No sooner had Tim looked up than a deep rich voice exclaimed:
"Corpus Domini! do you need a leader?"
Tim was not a man to be easily startled, and with the bullets whining and ping-thudding all around him, it was no manner of a time to be easily startled. But the voice, on account of its unearthly sound, fairly made him jump. He picked up his rifle, and stood upright. "Come along! Come along!" the voice went on. "Why dost stand there, De Gamelyn?"
"Oh, my God! I ... I can't stand it! The loss of blood and the marching has done for me!"
"So! coming into the fight like a lion, you go out like a lamb. By Saint Paul! this is not in accordance with the De Gamelyn traditions. Take up thy arms! Come along!" said the stranger tapping him on the shoulder with a barbed shaft trimmed with grey goose feather.
"Oh! please ... please.... I'm so tired!" said Tim, like a child speaking to its nurse.

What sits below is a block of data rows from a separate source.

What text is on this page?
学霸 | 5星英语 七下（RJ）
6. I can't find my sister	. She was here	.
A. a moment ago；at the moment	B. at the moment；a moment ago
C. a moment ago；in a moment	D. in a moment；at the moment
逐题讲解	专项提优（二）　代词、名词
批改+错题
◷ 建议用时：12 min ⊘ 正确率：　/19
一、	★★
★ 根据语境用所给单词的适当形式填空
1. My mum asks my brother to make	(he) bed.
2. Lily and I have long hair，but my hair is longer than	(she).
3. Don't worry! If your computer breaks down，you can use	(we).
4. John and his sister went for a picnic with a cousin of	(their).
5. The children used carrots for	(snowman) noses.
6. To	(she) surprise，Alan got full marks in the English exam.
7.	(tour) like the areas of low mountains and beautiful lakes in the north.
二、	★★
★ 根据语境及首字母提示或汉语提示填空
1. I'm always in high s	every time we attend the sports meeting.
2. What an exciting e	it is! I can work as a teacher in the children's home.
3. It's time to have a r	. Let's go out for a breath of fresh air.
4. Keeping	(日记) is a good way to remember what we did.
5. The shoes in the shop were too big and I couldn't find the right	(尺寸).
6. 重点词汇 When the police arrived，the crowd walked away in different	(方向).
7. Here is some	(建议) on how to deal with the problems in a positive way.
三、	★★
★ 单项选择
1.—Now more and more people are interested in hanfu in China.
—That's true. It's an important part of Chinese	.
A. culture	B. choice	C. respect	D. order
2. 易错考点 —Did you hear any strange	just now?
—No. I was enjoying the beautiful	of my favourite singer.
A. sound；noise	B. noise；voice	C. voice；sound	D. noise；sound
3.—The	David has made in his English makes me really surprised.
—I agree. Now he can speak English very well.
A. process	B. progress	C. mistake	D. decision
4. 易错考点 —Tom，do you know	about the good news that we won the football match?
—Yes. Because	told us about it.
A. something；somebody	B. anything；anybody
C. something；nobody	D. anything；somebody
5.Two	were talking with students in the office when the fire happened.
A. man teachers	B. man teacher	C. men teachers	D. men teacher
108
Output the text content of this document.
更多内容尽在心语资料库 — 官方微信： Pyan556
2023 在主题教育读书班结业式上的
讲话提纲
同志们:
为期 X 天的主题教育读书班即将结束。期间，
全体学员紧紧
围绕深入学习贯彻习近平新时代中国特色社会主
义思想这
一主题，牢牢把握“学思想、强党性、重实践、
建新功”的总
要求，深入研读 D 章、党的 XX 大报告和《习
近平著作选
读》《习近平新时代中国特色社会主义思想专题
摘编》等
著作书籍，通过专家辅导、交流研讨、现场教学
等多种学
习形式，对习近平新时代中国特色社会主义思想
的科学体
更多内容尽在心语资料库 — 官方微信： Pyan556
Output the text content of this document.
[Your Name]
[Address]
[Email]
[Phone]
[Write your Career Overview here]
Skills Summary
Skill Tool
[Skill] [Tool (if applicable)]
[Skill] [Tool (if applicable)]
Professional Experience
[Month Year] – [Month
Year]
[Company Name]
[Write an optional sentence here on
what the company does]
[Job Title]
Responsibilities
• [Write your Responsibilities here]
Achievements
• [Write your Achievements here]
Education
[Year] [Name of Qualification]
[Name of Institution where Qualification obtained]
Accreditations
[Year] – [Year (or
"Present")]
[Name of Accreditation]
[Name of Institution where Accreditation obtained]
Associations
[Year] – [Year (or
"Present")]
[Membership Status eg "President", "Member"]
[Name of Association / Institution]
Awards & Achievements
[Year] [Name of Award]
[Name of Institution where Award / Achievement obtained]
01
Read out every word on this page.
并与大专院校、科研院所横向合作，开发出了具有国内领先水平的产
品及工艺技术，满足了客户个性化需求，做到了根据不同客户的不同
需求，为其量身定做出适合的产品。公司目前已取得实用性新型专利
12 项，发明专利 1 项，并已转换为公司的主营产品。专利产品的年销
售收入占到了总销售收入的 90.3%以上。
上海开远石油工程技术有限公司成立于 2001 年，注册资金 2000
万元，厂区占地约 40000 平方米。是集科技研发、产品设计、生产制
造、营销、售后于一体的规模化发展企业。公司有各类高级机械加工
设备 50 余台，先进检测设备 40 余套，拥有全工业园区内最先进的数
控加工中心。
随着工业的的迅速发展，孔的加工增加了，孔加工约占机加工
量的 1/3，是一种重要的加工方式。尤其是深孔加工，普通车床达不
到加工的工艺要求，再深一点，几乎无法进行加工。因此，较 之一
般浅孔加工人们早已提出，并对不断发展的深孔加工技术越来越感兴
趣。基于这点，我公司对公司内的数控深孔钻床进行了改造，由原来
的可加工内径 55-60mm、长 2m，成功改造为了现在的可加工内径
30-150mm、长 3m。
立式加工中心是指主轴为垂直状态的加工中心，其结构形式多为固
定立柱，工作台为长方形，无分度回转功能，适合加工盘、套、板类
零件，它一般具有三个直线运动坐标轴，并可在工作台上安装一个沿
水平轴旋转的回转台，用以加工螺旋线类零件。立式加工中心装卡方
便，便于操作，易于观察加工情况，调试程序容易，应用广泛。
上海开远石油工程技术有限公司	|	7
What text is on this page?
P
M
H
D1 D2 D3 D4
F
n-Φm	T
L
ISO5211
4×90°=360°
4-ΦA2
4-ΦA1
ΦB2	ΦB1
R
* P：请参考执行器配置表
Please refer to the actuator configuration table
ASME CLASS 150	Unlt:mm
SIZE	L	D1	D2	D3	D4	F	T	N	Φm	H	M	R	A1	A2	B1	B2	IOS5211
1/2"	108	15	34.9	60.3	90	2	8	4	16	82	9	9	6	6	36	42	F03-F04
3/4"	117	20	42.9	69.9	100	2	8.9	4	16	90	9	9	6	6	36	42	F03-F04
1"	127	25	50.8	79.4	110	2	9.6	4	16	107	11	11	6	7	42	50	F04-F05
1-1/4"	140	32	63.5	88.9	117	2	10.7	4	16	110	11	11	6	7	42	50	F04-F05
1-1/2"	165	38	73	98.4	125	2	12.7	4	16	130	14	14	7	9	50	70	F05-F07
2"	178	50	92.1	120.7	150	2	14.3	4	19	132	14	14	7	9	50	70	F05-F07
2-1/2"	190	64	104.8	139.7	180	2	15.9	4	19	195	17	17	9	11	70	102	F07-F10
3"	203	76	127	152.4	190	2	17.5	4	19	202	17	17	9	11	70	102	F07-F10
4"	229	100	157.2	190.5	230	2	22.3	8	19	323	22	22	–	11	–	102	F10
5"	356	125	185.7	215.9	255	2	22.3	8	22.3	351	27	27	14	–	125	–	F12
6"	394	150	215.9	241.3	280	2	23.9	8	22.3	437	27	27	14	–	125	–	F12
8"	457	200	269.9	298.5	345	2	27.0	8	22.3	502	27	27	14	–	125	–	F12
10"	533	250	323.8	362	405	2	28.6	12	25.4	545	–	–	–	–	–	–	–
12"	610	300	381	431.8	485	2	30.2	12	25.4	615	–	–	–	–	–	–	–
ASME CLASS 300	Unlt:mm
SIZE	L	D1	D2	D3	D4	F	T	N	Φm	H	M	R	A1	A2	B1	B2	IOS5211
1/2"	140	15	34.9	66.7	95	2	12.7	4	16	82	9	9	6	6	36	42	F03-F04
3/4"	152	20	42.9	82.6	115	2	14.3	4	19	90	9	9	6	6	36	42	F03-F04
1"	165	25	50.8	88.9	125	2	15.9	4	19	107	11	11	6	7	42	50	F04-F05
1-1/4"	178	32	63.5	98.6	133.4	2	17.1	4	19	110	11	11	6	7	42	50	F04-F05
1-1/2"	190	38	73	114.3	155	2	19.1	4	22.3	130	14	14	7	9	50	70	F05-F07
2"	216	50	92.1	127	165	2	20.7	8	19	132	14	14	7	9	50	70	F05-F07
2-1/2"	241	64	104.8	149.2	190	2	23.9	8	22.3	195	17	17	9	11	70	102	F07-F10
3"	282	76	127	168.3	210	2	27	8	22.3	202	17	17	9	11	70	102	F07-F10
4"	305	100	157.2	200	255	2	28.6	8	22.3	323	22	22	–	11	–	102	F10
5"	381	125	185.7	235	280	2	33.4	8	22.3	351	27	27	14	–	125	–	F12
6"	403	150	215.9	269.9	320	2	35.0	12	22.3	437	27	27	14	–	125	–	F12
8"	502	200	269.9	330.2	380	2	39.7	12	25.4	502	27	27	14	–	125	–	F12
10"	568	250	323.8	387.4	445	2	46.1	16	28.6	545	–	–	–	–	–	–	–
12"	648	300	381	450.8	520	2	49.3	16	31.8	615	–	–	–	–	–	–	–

The bowman saw that the boy's lips and tongue were black with thirst, and his eyes were blood-shot. And when Tim staggered over to him all his body heaved and trembled like an overdriven horse. Sick and dizzy with pain, he cast himself to earth again, and waited for death. "Why don't they hit me?... I've tried,—oh, so hard!" he sobbed.
"Steady there! Steady, De Gamelyn! Take this," said the bowman, and drew something from his side and handed it to him. It was a sword, if swords be made of fire, of lightning, of dazzling lights; and the moment Tim grasped it all his pain and dizziness fell from him.
"What is this?" he asked.
"The Sword of Life and Death," said the bowman.